By Kaye Burnet | News Editor
There was standing room only as almost 200 university alumni, officials, students and faculty crowded into the Genesius Theater Tuesday afternoon to dedicate the black box performance space with speeches, performances and music.
Even with additional seating, almost every seat was filled and many attendees stood against the black walls.
The simple black space can seat up to 130 people, with chairs set up on risers around the stage area. The ceiling is covered in extensive lighting equipment, and Tuesday’s attendees were treated to a colorful light show before the performances began.

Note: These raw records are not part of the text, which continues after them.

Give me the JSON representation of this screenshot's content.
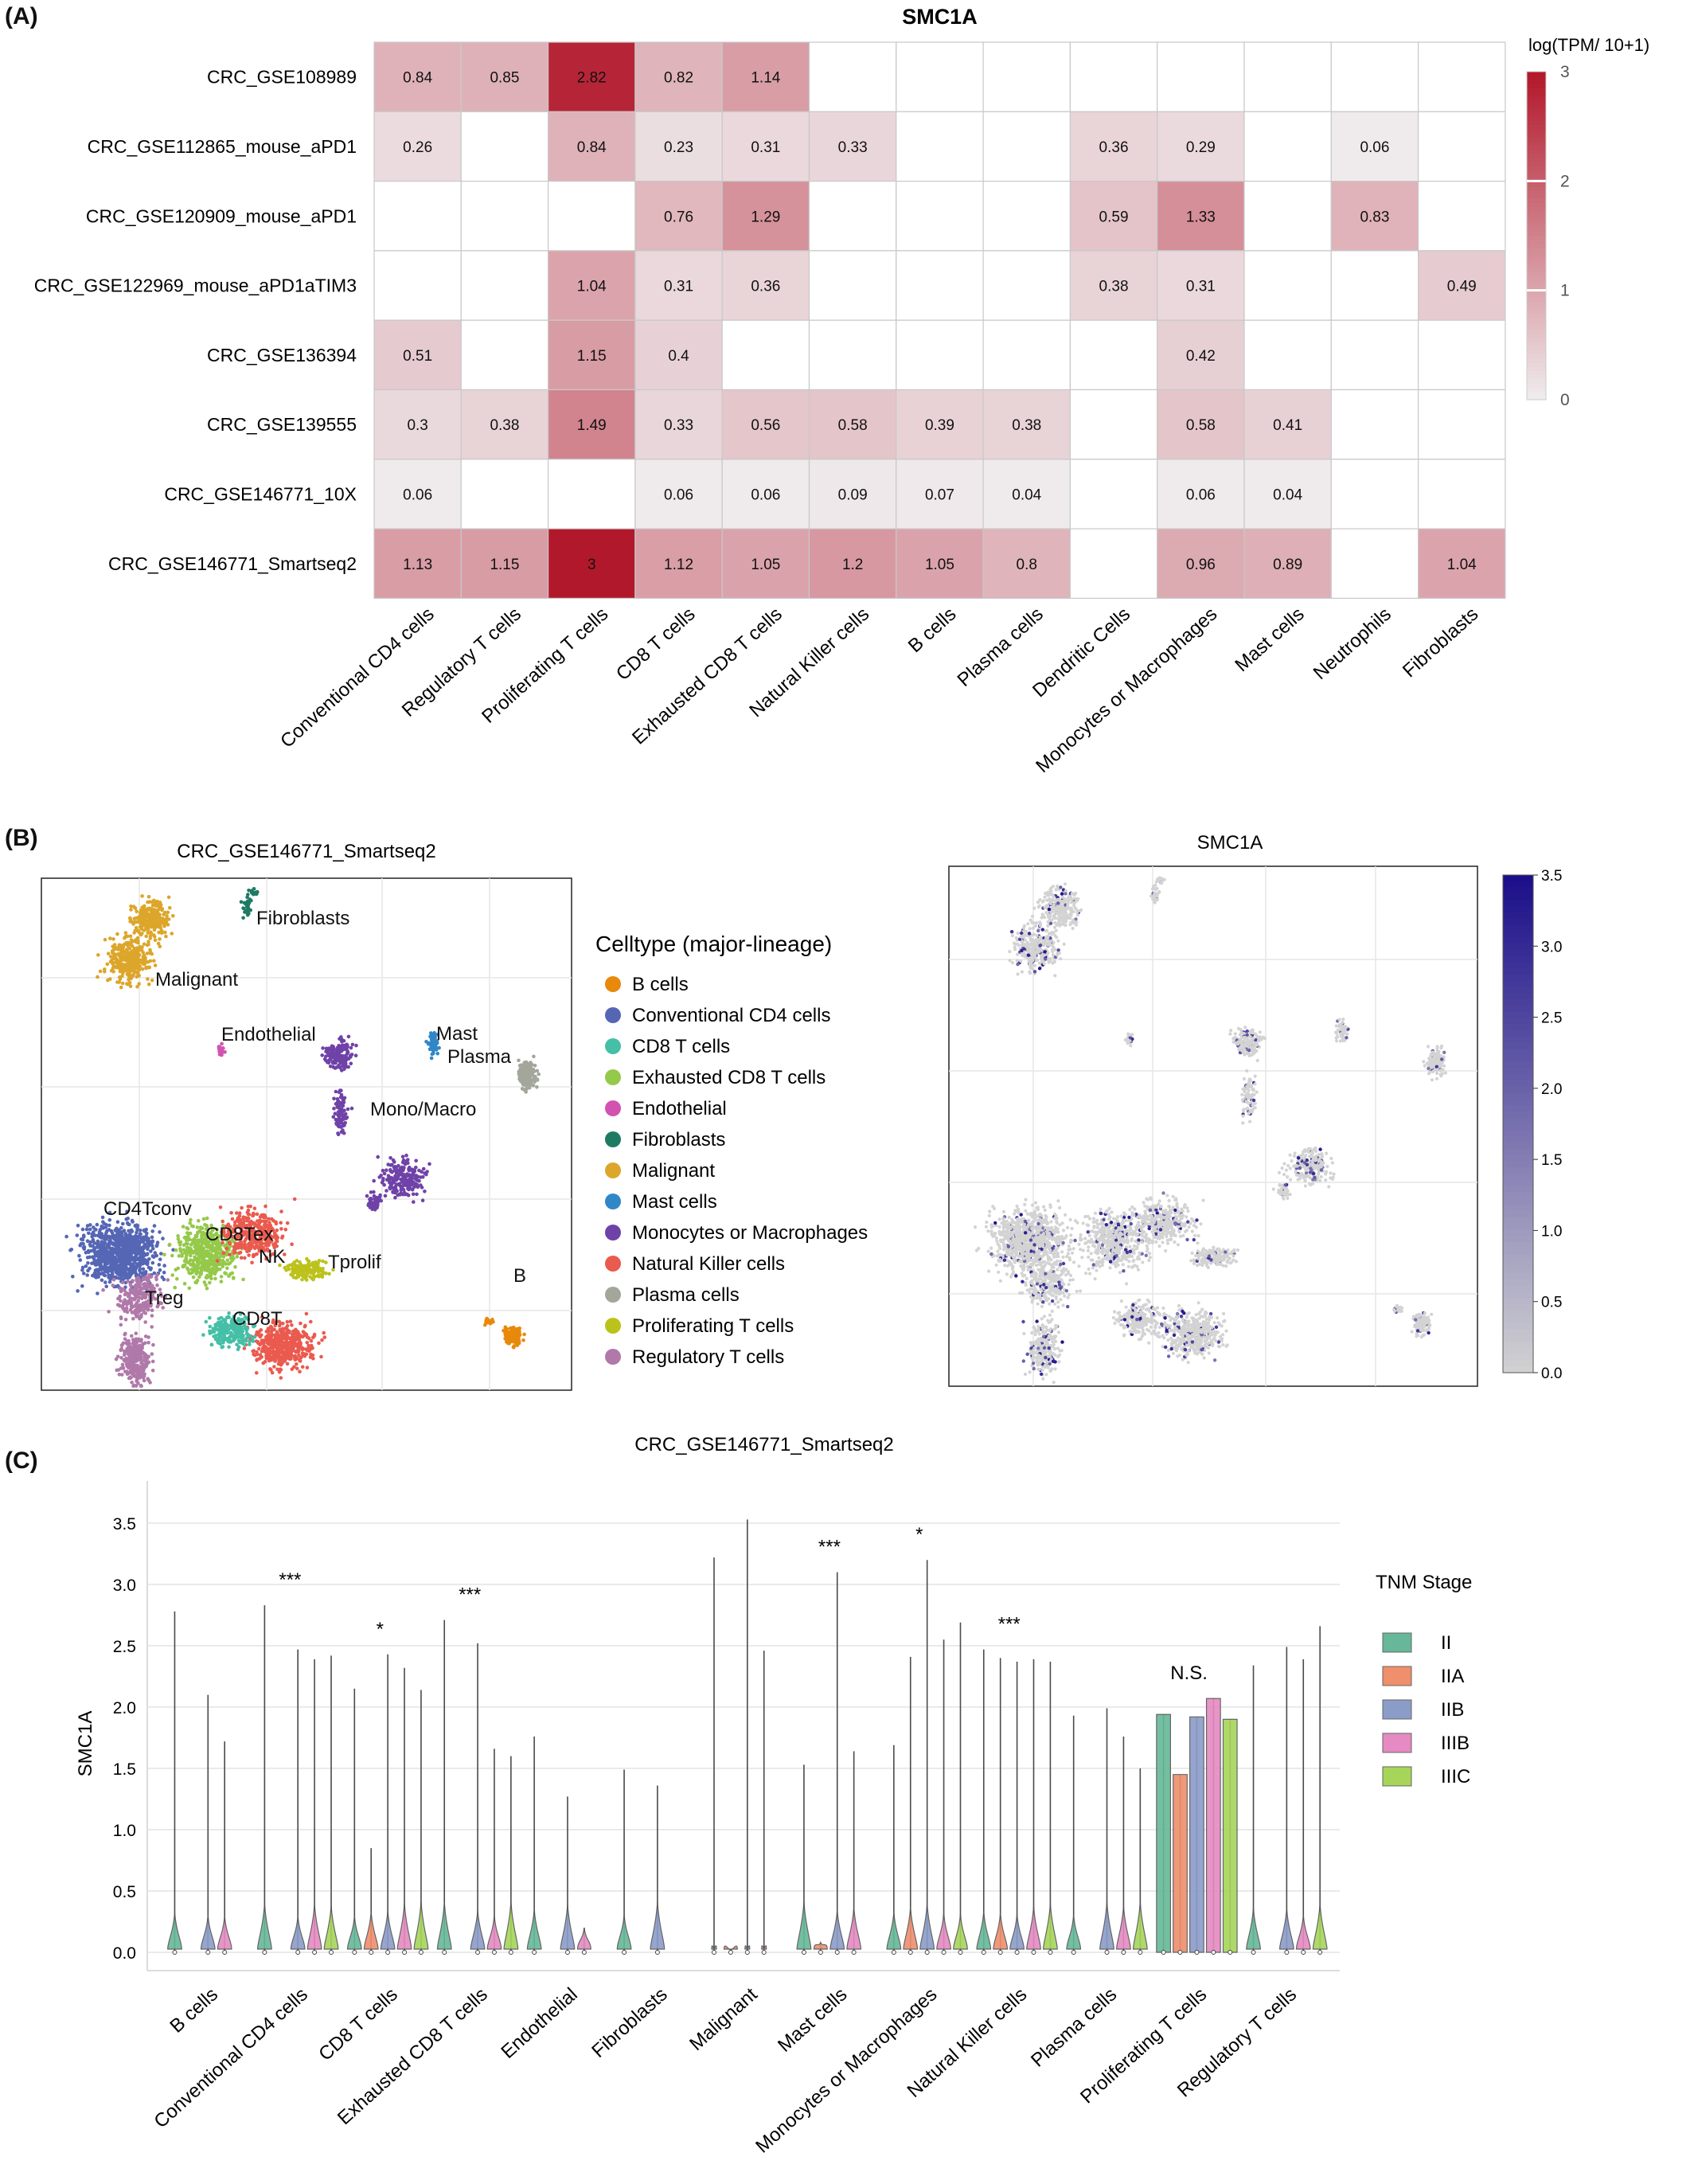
{
  "panels": {
    "a_label": "(A)",
    "b_label": "(B)",
    "c_label": "(C)"
  },
  "chart_data": [
    {
      "id": "heatmap",
      "type": "heatmap",
      "title": "SMC1A",
      "colorbar_title": "log(TPM/ 10+1)",
      "colorbar_ticks": [
        0,
        1,
        2,
        3
      ],
      "vmin": 0,
      "vmax": 3,
      "color_low": "#f0eef0",
      "color_high": "#b2182b",
      "rows": [
        "CRC_GSE108989",
        "CRC_GSE112865_mouse_aPD1",
        "CRC_GSE120909_mouse_aPD1",
        "CRC_GSE122969_mouse_aPD1aTIM3",
        "CRC_GSE136394",
        "CRC_GSE139555",
        "CRC_GSE146771_10X",
        "CRC_GSE146771_Smartseq2"
      ],
      "columns": [
        "Conventional CD4 cells",
        "Regulatory T cells",
        "Proliferating T cells",
        "CD8 T cells",
        "Exhausted CD8 T cells",
        "Natural Killer cells",
        "B cells",
        "Plasma cells",
        "Dendritic Cells",
        "Monocytes or Macrophages",
        "Mast cells",
        "Neutrophils",
        "Fibroblasts"
      ],
      "values": [
        [
          0.84,
          0.85,
          2.82,
          0.82,
          1.14,
          null,
          null,
          null,
          null,
          null,
          null,
          null,
          null
        ],
        [
          0.26,
          null,
          0.84,
          0.23,
          0.31,
          0.33,
          null,
          null,
          0.36,
          0.29,
          null,
          0.06,
          null
        ],
        [
          null,
          null,
          null,
          0.76,
          1.29,
          null,
          null,
          null,
          0.59,
          1.33,
          null,
          0.83,
          null
        ],
        [
          null,
          null,
          1.04,
          0.31,
          0.36,
          null,
          null,
          null,
          0.38,
          0.31,
          null,
          null,
          0.49
        ],
        [
          0.51,
          null,
          1.15,
          0.4,
          null,
          null,
          null,
          null,
          null,
          0.42,
          null,
          null,
          null
        ],
        [
          0.3,
          0.38,
          1.49,
          0.33,
          0.56,
          0.58,
          0.39,
          0.38,
          null,
          0.58,
          0.41,
          null,
          null
        ],
        [
          0.06,
          null,
          null,
          0.06,
          0.06,
          0.09,
          0.07,
          0.04,
          null,
          0.06,
          0.04,
          null,
          null
        ],
        [
          1.13,
          1.15,
          3,
          1.12,
          1.05,
          1.2,
          1.05,
          0.8,
          null,
          0.96,
          0.89,
          null,
          1.04
        ]
      ]
    },
    {
      "id": "umap_celltype",
      "type": "scatter",
      "title": "CRC_GSE146771_Smartseq2",
      "legend_title": "Celltype (major-lineage)",
      "legend_position": "right",
      "legend": [
        {
          "name": "B cells",
          "color": "#e8890c"
        },
        {
          "name": "Conventional CD4 cells",
          "color": "#5566b5"
        },
        {
          "name": "CD8 T cells",
          "color": "#45bfa7"
        },
        {
          "name": "Exhausted CD8 T cells",
          "color": "#95c94a"
        },
        {
          "name": "Endothelial",
          "color": "#d252b0"
        },
        {
          "name": "Fibroblasts",
          "color": "#1f7a64"
        },
        {
          "name": "Malignant",
          "color": "#dca62b"
        },
        {
          "name": "Mast cells",
          "color": "#2f87c8"
        },
        {
          "name": "Monocytes or Macrophages",
          "color": "#6f42a8"
        },
        {
          "name": "Natural Killer cells",
          "color": "#ea5a4e"
        },
        {
          "name": "Plasma cells",
          "color": "#a3a69a"
        },
        {
          "name": "Proliferating T cells",
          "color": "#bcc21c"
        },
        {
          "name": "Regulatory T cells",
          "color": "#b079aa"
        }
      ],
      "cluster_labels": [
        "Fibroblasts",
        "Malignant",
        "Endothelial",
        "Mast",
        "Plasma",
        "Mono/Macro",
        "CD4Tconv",
        "CD8Tex",
        "NK",
        "Tprolif",
        "B",
        "Treg",
        "CD8T"
      ]
    },
    {
      "id": "umap_expression",
      "type": "scatter",
      "title": "SMC1A",
      "colorbar_ticks": [
        "0.0",
        "0.5",
        "1.0",
        "1.5",
        "2.0",
        "2.5",
        "3.0",
        "3.5"
      ],
      "colorbar_low": "#d3d3d3",
      "colorbar_high": "#1c0f8a",
      "range": [
        0,
        3.5
      ]
    },
    {
      "id": "violin",
      "type": "violin",
      "title": "CRC_GSE146771_Smartseq2",
      "ylabel": "SMC1A",
      "xlabel": "",
      "ylim": [
        0,
        3.5
      ],
      "yticks": [
        "0.0",
        "0.5",
        "1.0",
        "1.5",
        "2.0",
        "2.5",
        "3.0",
        "3.5"
      ],
      "legend_title": "TNM Stage",
      "legend_position": "right",
      "series": [
        {
          "name": "II",
          "color": "#66b898"
        },
        {
          "name": "IIA",
          "color": "#ef8f6c"
        },
        {
          "name": "IIB",
          "color": "#8b9cc8"
        },
        {
          "name": "IIIB",
          "color": "#e58ac2"
        },
        {
          "name": "IIIC",
          "color": "#a6d55a"
        }
      ],
      "categories": [
        "B cells",
        "Conventional CD4 cells",
        "CD8 T cells",
        "Exhausted CD8 T cells",
        "Endothelial",
        "Fibroblasts",
        "Malignant",
        "Mast cells",
        "Monocytes or Macrophages",
        "Natural Killer cells",
        "Plasma cells",
        "Proliferating T cells",
        "Regulatory T cells"
      ],
      "significance": [
        "",
        "***",
        "*",
        "***",
        "",
        "",
        "",
        "***",
        "*",
        "***",
        "",
        "N.S.",
        ""
      ],
      "max_values": [
        [
          2.78,
          null,
          2.1,
          1.72,
          null
        ],
        [
          2.83,
          null,
          2.47,
          2.39,
          2.42
        ],
        [
          2.15,
          0.85,
          2.43,
          2.32,
          2.14
        ],
        [
          2.71,
          null,
          2.52,
          1.66,
          1.6
        ],
        [
          1.76,
          null,
          1.27,
          0.2,
          null
        ],
        [
          1.49,
          null,
          1.36,
          null,
          null
        ],
        [
          3.22,
          0.02,
          3.53,
          2.46,
          null
        ],
        [
          1.53,
          0.08,
          3.1,
          1.64,
          null
        ],
        [
          1.69,
          2.41,
          3.2,
          2.55,
          2.69
        ],
        [
          2.47,
          2.4,
          2.37,
          2.39,
          2.37
        ],
        [
          1.93,
          null,
          1.99,
          1.76,
          1.5
        ],
        [
          1.94,
          1.45,
          1.92,
          2.07,
          1.9
        ],
        [
          2.34,
          null,
          2.49,
          2.39,
          2.66
        ]
      ]
    }
  ]
}
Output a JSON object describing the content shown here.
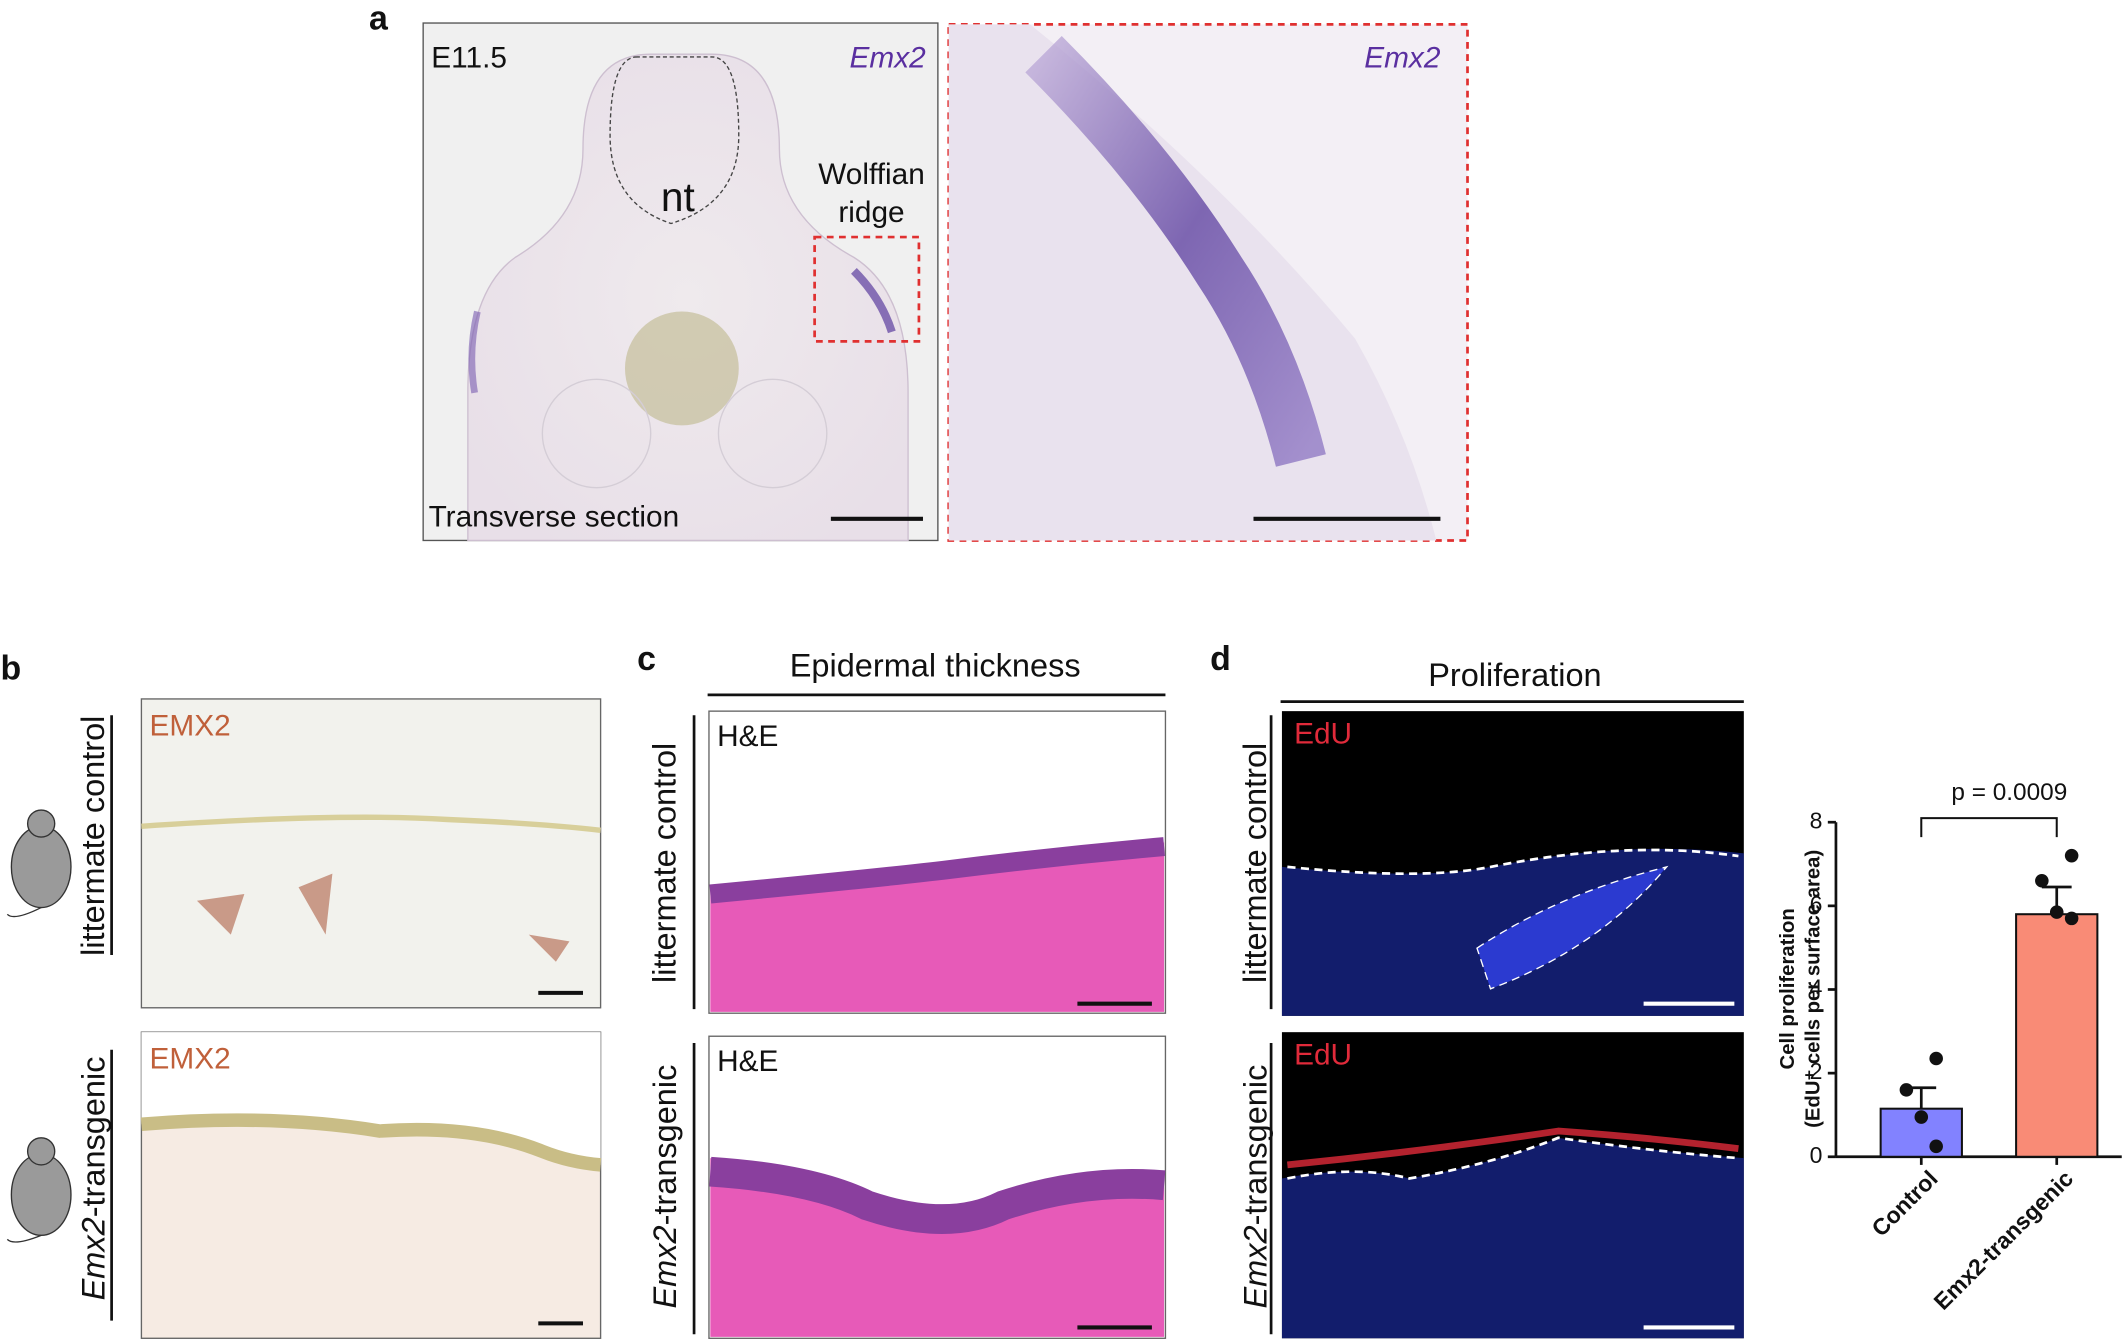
{
  "panel_a": {
    "letter": "a",
    "stage": "E11.5",
    "gene": "Emx2",
    "nt": "nt",
    "region": [
      "Wolffian",
      "ridge"
    ],
    "section": "Transverse section",
    "zoom_gene": "Emx2"
  },
  "panel_b": {
    "letter": "b",
    "rows": [
      {
        "label": "littermate control",
        "stain": "EMX2"
      },
      {
        "label": [
          "Emx2",
          "-transgenic"
        ],
        "stain": "EMX2"
      }
    ]
  },
  "panel_c": {
    "letter": "c",
    "title": "Epidermal thickness",
    "rows": [
      {
        "label": "littermate control",
        "stain": "H&E"
      },
      {
        "label": [
          "Emx2",
          "-transgenic"
        ],
        "stain": "H&E"
      }
    ]
  },
  "panel_d": {
    "letter": "d",
    "title": "Proliferation",
    "rows": [
      {
        "label": "littermate control",
        "stain": "EdU"
      },
      {
        "label": [
          "Emx2",
          "-transgenic"
        ],
        "stain": "EdU"
      }
    ]
  },
  "chart_data": {
    "type": "bar",
    "y_label": [
      "Cell proliferation",
      "(EdU⁺ cells per surface area)"
    ],
    "categories": [
      "Control",
      "Emx2-transgenic"
    ],
    "values": [
      1.15,
      5.8
    ],
    "errors": [
      0.5,
      0.65
    ],
    "points": [
      [
        2.35,
        1.6,
        0.95,
        0.25
      ],
      [
        7.2,
        6.6,
        5.85,
        5.7
      ]
    ],
    "colors": [
      "#8282ff",
      "#f98b76"
    ],
    "ylim": [
      0,
      8
    ],
    "yticks": [
      0,
      2,
      4,
      6,
      8
    ],
    "annotation": "p = 0.0009"
  }
}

The theater will serve as home to the Red Masquers, the longest operating theater troupe in Pennsylvania, which begins its 103rd season this fall with the Arthur Miller classic, “Death of a Salesman.” The space will also be used for performances by the Mary Pappert School of Music, Encore Show Choir and Spotlight Musical Theater company. It was originally projected to cost $4.5 million, according to a spokeswoman for Duquesne. Public Affairs did not respond with a final cost for the project by the time of publication.
Spotlight performers sang a selection from Stephen Sondheim’s “Company” and Encore Show Choir performed the piece “Irish Blessing.”
In the past, members of Encore and Spotlight have expressed concern over the size of the stage and the number of audience members it can accommodate. However, Emma Gray is a sophomore who performed with Encore during the dedication and she said the group will be able to adapt to the different arrangements.
“Compared to Peter Mills, with the curtains on the side [of the stage], this might actually be more room,” Gray said. “You can come out far into the audience. We might have some problems…but we’ll be able to work with it.”
The 10,500-square-foot space includes a rehearsal hall, dressing rooms and set construction shops.
“The rehearsal hall is gorgeous,” Gray said. “If we can book it, it will make it a lot easier for us to practice.”
President Charles Dougherty spoke during the ceremony and explained the meaning behind the name “Genesius.”
According to Dougherty, Genesius was a comedian and actor in ancient Rome who had a dramatic conversion to Christianity and eventually died for his faith. Dougherty said he is a fitting saint to name the theater for because his transformation to Christianity is similar to the way Duquesne celebrates the “transformative, life-giving power of the Holy Spirit.”